Thursday, February 16, 2012

Our Species


The key theme of food talks is that eating more intelligently is not difficult, and that one doesn’t have to eat 100% different or change in any kind of major way. In fact, if you just change a little bit at a time, it is called a positive feedback cycle, and it is a snowball. So if only one time, you were going to grab a candy bar but instead you grab an apple or a banana and that only happened once in the next 55 years, don't think that is insignificant. The fact is, if we just do very small things, it makes a huge difference, not a small difference; you do one smart thing, it makes you stronger mentally and physically, giving you the potential to do another smart thing later on, and it builds up like a snowball. Eventually it just becomes very easy to act more intelligently.
We are primates and there are two kinds of primates that exist; monkeys and apes. The difference between monkeys and apes is that monkeys have tails, and apes do not have tails.
There is something called digestive anatomy, which means that if you analyze a species’ intestinal design, if you analyze the design of the actual digestive track, you actually can figure out what they eat. Biologist know, without even seeing what the animal is, they just open up the animal, look at the design of the intestinal track and determine whether it is a carnivore, or herbivore, or a fruit eating animal just because of the design. Now, if you were to take one of the apes and lay them on the floor dead, split them all open including one human, you are going to see exactly the same intestinal track. We have the same design, same digestive anatomy as they do. What you see is that, you have intestines that are 12 times the length of the torso.
The thing about comparative anatomy like this is that there is no exception.
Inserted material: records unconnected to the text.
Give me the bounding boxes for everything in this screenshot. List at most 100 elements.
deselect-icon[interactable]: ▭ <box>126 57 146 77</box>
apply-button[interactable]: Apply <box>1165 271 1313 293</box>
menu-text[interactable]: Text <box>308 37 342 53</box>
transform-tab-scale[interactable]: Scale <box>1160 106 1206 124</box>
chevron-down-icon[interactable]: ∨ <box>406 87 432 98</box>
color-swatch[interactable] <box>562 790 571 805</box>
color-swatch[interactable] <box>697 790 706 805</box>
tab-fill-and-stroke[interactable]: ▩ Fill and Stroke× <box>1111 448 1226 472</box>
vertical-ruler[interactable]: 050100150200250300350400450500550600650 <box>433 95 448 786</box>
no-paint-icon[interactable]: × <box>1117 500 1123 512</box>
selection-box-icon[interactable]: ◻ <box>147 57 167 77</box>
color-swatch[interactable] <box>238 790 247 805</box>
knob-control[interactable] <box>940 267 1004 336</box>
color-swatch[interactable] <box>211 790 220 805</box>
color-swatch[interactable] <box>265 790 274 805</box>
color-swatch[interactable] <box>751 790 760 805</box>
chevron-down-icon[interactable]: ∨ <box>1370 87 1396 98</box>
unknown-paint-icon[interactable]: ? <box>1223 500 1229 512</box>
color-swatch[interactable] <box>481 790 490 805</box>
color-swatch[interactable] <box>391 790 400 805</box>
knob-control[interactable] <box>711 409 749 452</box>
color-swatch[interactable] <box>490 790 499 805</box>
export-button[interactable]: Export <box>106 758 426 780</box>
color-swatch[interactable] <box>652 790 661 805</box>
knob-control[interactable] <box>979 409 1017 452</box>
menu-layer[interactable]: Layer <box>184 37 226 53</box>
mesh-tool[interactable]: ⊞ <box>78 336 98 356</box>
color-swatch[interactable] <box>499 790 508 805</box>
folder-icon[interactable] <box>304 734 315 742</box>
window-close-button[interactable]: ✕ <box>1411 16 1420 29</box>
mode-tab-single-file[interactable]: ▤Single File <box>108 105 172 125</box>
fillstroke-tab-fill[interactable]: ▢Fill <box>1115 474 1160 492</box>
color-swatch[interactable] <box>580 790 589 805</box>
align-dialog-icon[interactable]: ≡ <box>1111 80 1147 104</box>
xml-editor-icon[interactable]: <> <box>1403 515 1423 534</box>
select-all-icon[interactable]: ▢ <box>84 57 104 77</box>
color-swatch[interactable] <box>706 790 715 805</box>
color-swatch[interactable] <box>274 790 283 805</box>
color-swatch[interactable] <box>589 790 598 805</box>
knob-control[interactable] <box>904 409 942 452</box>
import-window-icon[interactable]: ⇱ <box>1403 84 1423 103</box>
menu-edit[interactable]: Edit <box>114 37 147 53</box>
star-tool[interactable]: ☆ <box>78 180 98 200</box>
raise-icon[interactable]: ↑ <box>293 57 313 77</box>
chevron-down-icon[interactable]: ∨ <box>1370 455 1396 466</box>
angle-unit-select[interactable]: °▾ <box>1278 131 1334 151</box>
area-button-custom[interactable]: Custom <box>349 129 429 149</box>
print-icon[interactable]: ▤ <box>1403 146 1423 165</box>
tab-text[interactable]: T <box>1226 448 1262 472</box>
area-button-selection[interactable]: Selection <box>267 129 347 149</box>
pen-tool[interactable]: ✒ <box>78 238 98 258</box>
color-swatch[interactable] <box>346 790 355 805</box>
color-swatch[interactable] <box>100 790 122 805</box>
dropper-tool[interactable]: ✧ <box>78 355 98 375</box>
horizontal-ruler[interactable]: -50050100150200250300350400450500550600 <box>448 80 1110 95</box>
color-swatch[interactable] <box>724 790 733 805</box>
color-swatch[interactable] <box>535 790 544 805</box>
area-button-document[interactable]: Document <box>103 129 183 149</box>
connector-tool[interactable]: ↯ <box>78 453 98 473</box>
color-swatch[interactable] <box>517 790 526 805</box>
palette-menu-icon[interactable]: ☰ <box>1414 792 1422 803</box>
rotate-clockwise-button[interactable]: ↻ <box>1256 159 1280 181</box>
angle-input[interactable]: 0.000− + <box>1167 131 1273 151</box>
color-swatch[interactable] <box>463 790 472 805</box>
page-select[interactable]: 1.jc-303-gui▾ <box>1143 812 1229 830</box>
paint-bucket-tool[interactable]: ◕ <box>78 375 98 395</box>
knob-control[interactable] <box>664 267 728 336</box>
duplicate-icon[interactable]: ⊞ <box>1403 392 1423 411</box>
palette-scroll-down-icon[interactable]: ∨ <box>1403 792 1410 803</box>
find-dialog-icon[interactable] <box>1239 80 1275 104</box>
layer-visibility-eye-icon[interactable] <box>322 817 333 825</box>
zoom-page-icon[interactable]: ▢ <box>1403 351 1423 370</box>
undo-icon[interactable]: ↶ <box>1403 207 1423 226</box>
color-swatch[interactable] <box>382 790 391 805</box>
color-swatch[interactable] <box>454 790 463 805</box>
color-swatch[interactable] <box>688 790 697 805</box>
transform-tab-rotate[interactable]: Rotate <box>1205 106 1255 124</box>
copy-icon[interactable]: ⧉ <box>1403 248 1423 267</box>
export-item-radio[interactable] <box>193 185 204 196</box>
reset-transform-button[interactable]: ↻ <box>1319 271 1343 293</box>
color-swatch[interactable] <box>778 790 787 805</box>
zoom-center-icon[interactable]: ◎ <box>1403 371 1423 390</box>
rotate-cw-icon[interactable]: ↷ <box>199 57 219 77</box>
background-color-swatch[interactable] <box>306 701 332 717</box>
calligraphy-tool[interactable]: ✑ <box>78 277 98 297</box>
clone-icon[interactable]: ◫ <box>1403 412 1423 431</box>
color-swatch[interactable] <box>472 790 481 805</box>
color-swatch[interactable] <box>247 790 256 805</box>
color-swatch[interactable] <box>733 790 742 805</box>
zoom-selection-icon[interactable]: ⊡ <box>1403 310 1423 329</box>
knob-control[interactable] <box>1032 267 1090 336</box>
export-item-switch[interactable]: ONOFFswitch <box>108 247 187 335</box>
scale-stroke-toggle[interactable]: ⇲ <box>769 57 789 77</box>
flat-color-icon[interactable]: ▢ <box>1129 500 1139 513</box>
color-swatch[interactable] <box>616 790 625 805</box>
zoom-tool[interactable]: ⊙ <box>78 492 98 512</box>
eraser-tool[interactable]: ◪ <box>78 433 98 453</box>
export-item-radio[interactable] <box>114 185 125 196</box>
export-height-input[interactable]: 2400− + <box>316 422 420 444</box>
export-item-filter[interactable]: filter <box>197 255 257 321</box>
If the design of the anatomy is X, then they eat X. The will never eat Y because there are no exceptions to this. We have the same digestive system as all these other primates, all these other great apes, and so that means that we are meant to be eating the same thing that they are eating. And so, we are what are called fruibivores.
There are carnivores out there, there are herbivores out there and there are omnivores and there are fruibivores. So every type of food is going to have a different digestive system, for example, herbivores you know have multiple stomachs. It is so hard to extract nutrition out of just grass that it takes more than one stomach to do it. The carnivorous system is very short and very stout and very smooth because carnivores are eating dead animals and nature knows you don't want to keep a dead animal inside your body for too long, so the carnivorous system is very quick and very short and extracts the nutrients and out with the fur and the other stuff, the teeth, stuff it doesn't want.
The question is what is our digestive system and how does it relate. Remember, our intestines are 12 times the length of our torso, which means our intestines are extremely long, they are convoluted which means there's a lot of bends and turns, and there's a lot of nooks and crannies, a lot of hiding places because they are not smooth.
I want to address this omnivore-carnivore thing, because we are all told that we are omnivores? You eat anything! Have you ever seen, a big old home and the fire place has family portraits? Let’s make 2 family portraits and I am going to stick you inside either family portrait and you are going to tell me where you fit best. Portrait number one: monkey, Chimpanzee, mountain gorilla, bonabo, gibbon and orangutan, that is family number one, and you are welcome to put yourself into that family. Or if you want you could go into the omnivorous families and you can join the pigs, the rats and the dogs. Those are omnivores on this planet. Where do you think you fit? With the pig and the rat, because they will eat anything. Then you have the other choice which is these great apes that have very big brains that are extremely intelligent, extremely gentle and fruit eaters. I am guessing that you have already figured out where you probably fit a little bit more neatly, into the group of the great apes, fore so, that is what you are, and second of all, you probably realize that there is not a lot of resemblance between you and a rat, or you and a pig in general
We are NOT omnivores, because if we were, we would be in the family of pigs and rats. But we are not, we are in this family of apes because we are fruibivores, and the proof is so simple; you open us up, and you see what our digestive system looks like, and it looks like all their digestive systems, if you open up a rats digestive system, it wouldn't look anything like that.